The circular surface feature was photographed by the Mars Reconnaissance Orbiter in the in Athabasca Valles, north-central Elysium Planitia. It’s hard to miss because it’s in the middle of a smooth area, making it look like an island (although “cookie” sounds a lot more interesting).
NASA calls it a mound and suggests that it was created when lava pushed something up from beneath at some point in time. The organization also states that it seems like material is missing from the mound, possibly ice that melted as the lava approached. The Athabasca region has more of these enigmatic formations. What could they be?
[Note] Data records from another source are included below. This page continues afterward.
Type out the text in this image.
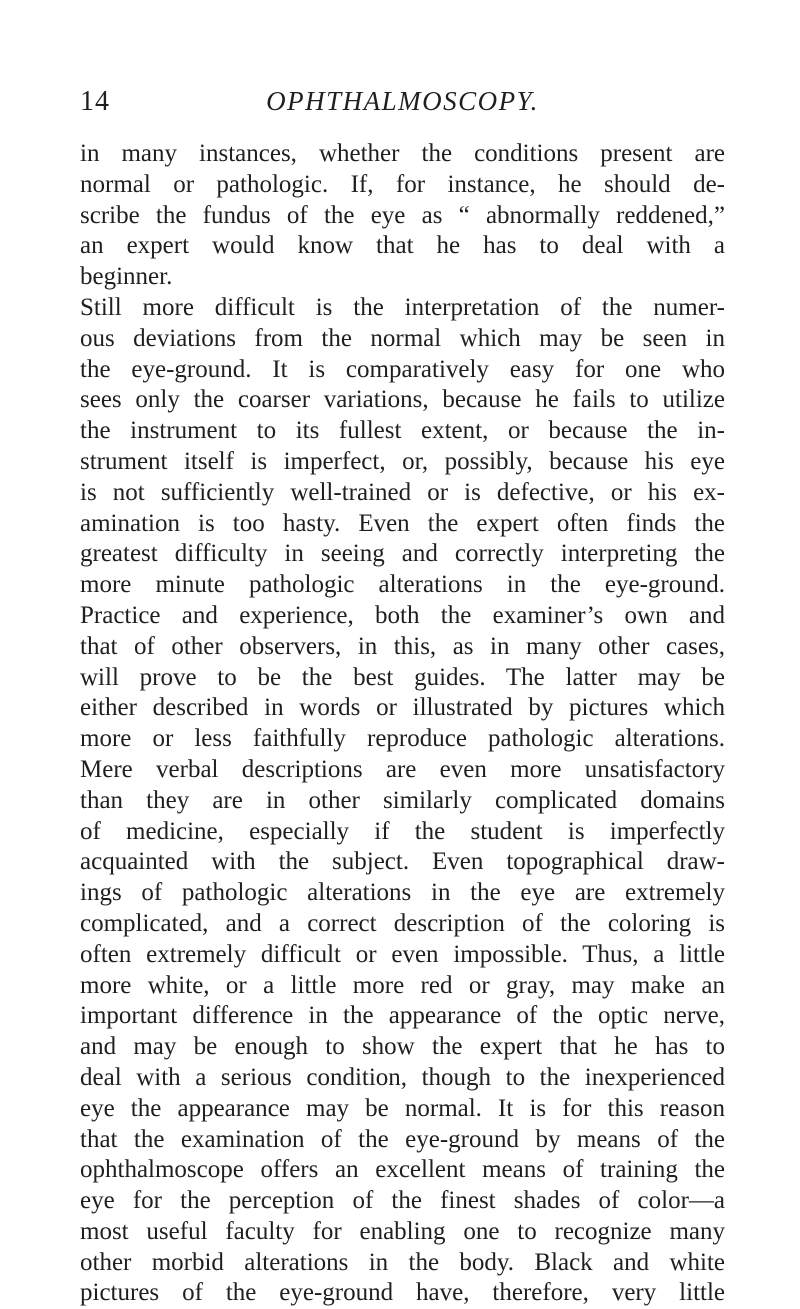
14	OPHTHALMOSCOPY.
in many instances, whether the conditions present are
normal or pathologic. If, for instance, he should de-
scribe the fundus of the eye as “ abnormally reddened,”
an expert would know that he has to deal with a
beginner.
Still more difficult is the interpretation of the numer-
ous deviations from the normal which may be seen in
the eye-ground. It is comparatively easy for one who
sees only the coarser variations, because he fails to utilize
the instrument to its fullest extent, or because the in-
strument itself is imperfect, or, possibly, because his eye
is not sufficiently well-trained or is defective, or his ex-
amination is too hasty. Even the expert often finds the
greatest difficulty in seeing and correctly interpreting the
more minute pathologic alterations in the eye-ground.
Practice and experience, both the examiner’s own and
that of other observers, in this, as in many other cases,
will prove to be the best guides. The latter may be
either described in words or illustrated by pictures which
more or less faithfully reproduce pathologic alterations.
Mere verbal descriptions are even more unsatisfactory
than they are in other similarly complicated domains
of medicine, especially if the student is imperfectly
acquainted with the subject. Even topographical draw-
ings of pathologic alterations in the eye are extremely
complicated, and a correct description of the coloring is
often extremely difficult or even impossible. Thus, a little
more white, or a little more red or gray, may make an
important difference in the appearance of the optic nerve,
and may be enough to show the expert that he has to
deal with a serious condition, though to the inexperienced
eye the appearance may be normal. It is for this reason
that the examination of the eye-ground by means of the
ophthalmoscope offers an excellent means of training the
eye for the perception of the finest shades of color—a
most useful faculty for enabling one to recognize many
other morbid alterations in the body. Black and white
pictures of the eye-ground have, therefore, very little
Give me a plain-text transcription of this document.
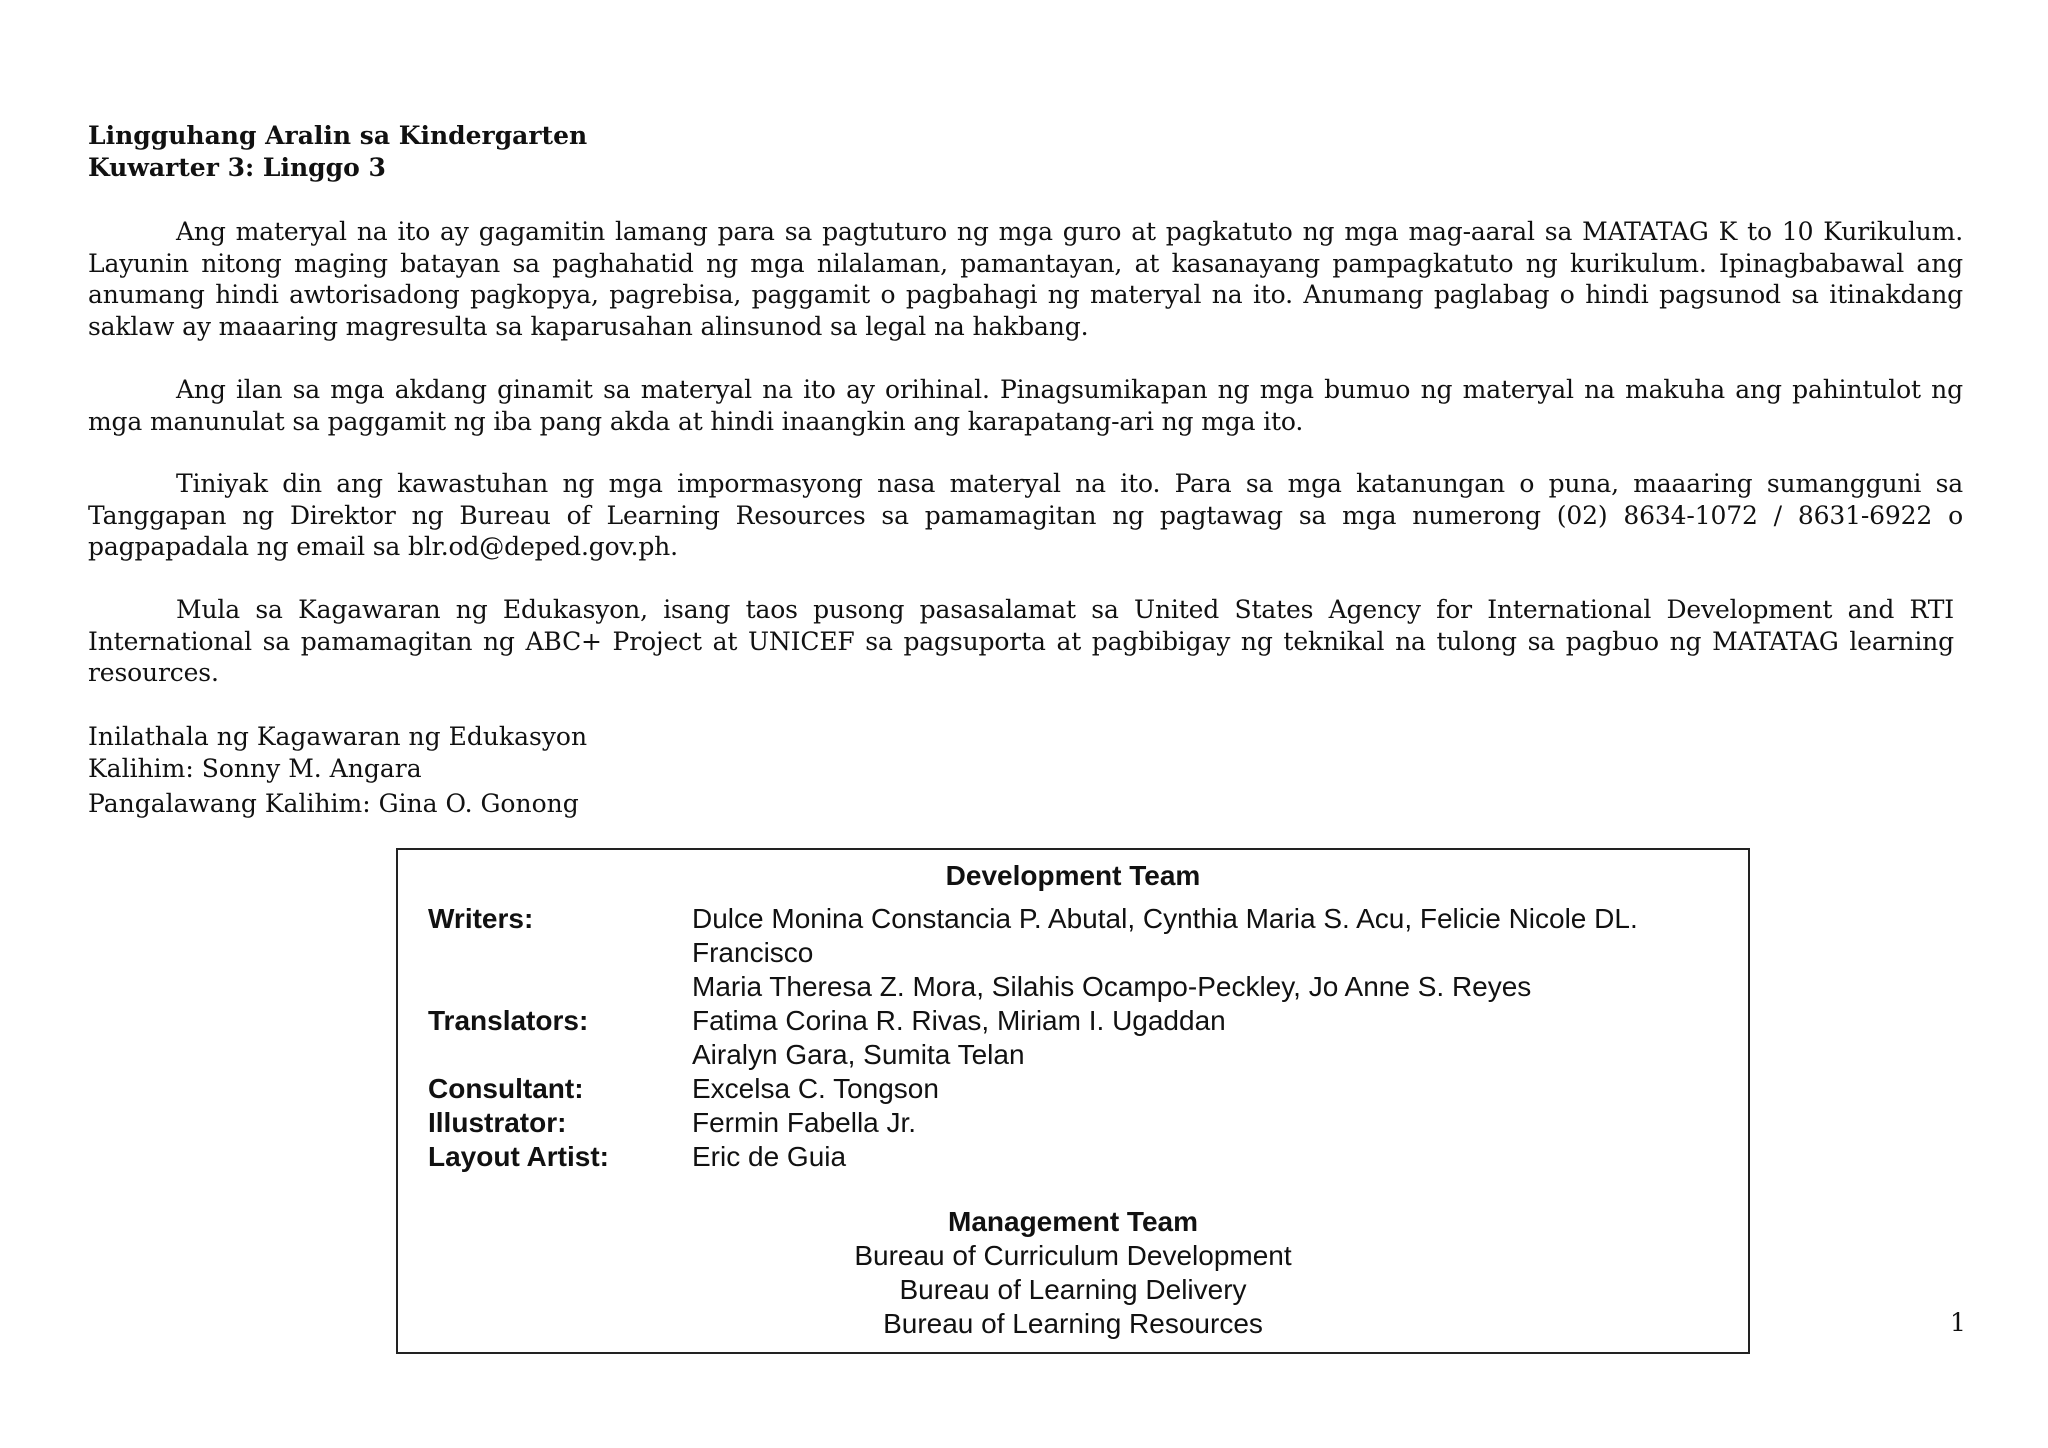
Lingguhang Aralin sa Kindergarten
Kuwarter 3: Linggo 3
Ang materyal na ito ay gagamitin lamang para sa pagtuturo ng mga guro at pagkatuto ng mga mag-aaral sa MATATAG K to 10 Kurikulum. Layunin nitong maging batayan sa paghahatid ng mga nilalaman, pamantayan, at kasanayang pampagkatuto ng kurikulum. Ipinagbabawal ang anumang hindi awtorisadong pagkopya, pagrebisa, paggamit o pagbahagi ng materyal na ito. Anumang paglabag o hindi pagsunod sa itinakdang saklaw ay maaaring magresulta sa kaparusahan alinsunod sa legal na hakbang.
Ang ilan sa mga akdang ginamit sa materyal na ito ay orihinal. Pinagsumikapan ng mga bumuo ng materyal na makuha ang pahintulot ng mga manunulat sa paggamit ng iba pang akda at hindi inaangkin ang karapatang-ari ng mga ito.
Tiniyak din ang kawastuhan ng mga impormasyong nasa materyal na ito. Para sa mga katanungan o puna, maaaring sumangguni sa Tanggapan ng Direktor ng Bureau of Learning Resources sa pamamagitan ng pagtawag sa mga numerong (02) 8634-1072 / 8631-6922 o pagpapadala ng email sa blr.od@deped.gov.ph.
Mula sa Kagawaran ng Edukasyon, isang taos pusong pasasalamat sa United States Agency for International Development and RTI International sa pamamagitan ng ABC+ Project at UNICEF sa pagsuporta at pagbibigay ng teknikal na tulong sa pagbuo ng MATATAG learning resources.
Inilathala ng Kagawaran ng Edukasyon
Kalihim: Sonny M. Angara
Pangalawang Kalihim: Gina O. Gonong
Development Team
Writers:	Dulce Monina Constancia P. Abutal, Cynthia Maria S. Acu, Felicie Nicole DL.
Francisco
Maria Theresa Z. Mora, Silahis Ocampo-Peckley, Jo Anne S. Reyes
Translators:	Fatima Corina R. Rivas, Miriam I. Ugaddan
Airalyn Gara, Sumita Telan
Consultant:	Excelsa C. Tongson
Illustrator:	Fermin Fabella Jr.
Layout Artist:	Eric de Guia
Management Team
Bureau of Curriculum Development
Bureau of Learning Delivery
Bureau of Learning Resources	1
Let’s start with the almost perfectly round shape of this formation. Was this a volcano crater? Volcanoes are one of the few natural phenomena that create these shapes, and there are many of them on Mars. If it was a crater, then it must have cooled down so suddenly that we can still see the bubbling lava, frozen in time. Otherwise, there must be something underneath the mound that shaped the lava flowing over it.
it could be some older rock formation, pushed up by later volcanic activity. But what if it is something completely different? Could the remains of a Mars settlement be hidden in the mound? What if there actually was life on Mars in ancient times, and this is how they lived? The rounded, artery-like shapes were made by lava flows. They could easily cover up angular shapes of buildings, canals and yards.
If ancient Martians were human-like, this could be the case. But if it is actually an alien settlement, then our imagination is the limit. Sci-fi movies give us examples of yet imaginary construction techniques and shapes. Living-quarters could be organically grown, blended in with the environment. There could be power-supply structures that we can’t even begin to understand.
Unfortunately, we would need a much bigger Mars rover to excavate and find out more about the Mars cookie.